Всю дорогу, и потом, на пляже, и потом, через месяц, через год - я нет-нет да вспоминал эту историю. И каждый раз один и тот же образ вставал передо мной: невидимая, тонкая нить, которая дрожит и передаёт движение всё дальше и дальше - от компота к соли, от соли к глазу, от глаза к цыплёнку, от цыплёнка к собаке, от собаки к мальчику, от мальчика к рисунку. И непонятно, где в этой цепи конец, а где начало. И есть ли вообще разница.
КОНЕЦ
Вот так и выходит: иной раз случается с нами то, что кажется бессмысленной бедой, нелепым стечением обстоятельств, и хочется зажмуриться, закричать, спросить небеса - за что? И только спустя время, иногда очень долгое, иногда уже на закате дней, мы вдруг замечаем, что потеря обернулась обретением, а боль стала точкой опоры, от которой мы оттолкнулись и поплыли совсем в другую сторону - туда, куда никогда бы не поплыли по спокойной воде.
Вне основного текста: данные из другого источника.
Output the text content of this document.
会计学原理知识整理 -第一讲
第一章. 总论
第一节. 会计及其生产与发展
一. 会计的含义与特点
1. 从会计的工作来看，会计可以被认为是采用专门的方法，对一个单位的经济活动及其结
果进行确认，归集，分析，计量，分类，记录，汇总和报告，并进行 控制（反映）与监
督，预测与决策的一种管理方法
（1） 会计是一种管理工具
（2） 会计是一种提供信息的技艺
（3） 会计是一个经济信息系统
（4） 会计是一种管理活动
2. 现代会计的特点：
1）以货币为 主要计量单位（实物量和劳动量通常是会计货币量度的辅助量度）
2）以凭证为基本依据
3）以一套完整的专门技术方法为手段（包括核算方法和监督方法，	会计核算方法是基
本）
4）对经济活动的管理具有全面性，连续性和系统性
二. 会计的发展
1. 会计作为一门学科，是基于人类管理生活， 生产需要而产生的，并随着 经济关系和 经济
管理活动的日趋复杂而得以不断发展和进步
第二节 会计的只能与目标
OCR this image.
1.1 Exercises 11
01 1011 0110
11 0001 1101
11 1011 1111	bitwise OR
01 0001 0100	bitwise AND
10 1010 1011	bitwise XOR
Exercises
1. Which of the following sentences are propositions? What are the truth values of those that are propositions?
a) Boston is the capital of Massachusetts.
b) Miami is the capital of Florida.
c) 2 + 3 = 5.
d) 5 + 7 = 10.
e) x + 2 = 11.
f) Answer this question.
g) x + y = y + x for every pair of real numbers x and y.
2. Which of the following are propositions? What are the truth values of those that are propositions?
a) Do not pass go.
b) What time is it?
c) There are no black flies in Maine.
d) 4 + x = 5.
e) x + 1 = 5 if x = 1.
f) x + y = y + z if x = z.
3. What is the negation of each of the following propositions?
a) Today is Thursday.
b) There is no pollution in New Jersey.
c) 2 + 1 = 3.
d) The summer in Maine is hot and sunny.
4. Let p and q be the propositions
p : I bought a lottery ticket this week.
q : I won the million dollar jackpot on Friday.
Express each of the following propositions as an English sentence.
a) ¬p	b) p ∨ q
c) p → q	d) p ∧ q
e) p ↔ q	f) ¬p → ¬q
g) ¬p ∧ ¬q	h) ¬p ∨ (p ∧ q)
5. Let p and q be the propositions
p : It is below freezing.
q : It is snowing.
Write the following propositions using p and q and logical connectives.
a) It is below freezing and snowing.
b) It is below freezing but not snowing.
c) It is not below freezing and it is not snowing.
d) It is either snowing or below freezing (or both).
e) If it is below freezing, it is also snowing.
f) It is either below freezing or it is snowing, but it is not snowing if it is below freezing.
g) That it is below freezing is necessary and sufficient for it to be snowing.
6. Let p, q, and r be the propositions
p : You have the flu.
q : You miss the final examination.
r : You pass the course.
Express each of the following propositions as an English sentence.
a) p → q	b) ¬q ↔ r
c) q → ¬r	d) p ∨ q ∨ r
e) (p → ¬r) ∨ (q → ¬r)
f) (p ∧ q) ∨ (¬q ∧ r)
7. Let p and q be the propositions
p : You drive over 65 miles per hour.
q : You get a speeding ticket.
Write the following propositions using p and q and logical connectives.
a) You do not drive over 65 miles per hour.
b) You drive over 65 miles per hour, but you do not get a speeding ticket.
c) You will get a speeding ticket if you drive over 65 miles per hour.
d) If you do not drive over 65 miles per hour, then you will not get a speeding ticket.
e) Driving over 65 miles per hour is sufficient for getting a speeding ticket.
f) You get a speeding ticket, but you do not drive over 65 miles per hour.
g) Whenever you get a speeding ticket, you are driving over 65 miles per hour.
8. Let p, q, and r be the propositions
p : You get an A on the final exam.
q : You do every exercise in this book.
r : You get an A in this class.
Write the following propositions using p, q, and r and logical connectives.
Светлая надежда не в том, что всё будет хорошо. Она в том, что даже когда не хорошо - что-то важное всё равно успевает родиться внутри нас, тихо, почти беззвучно, как трава прорастает сквозь асфальт, как из отрубленной ветки тянется новый побег, дрожа и светясь на утреннем солнце. И этот побег - он не отменяет той боли, что была, и не оправдывает ту случайность, что привела к потере, но он стоит рядом с ней и говорит без слов: ты жив, и жизнь твоя продолжается, и в ней есть место чуду, которое ты сам, своими руками, сотворишь из того, что осталось.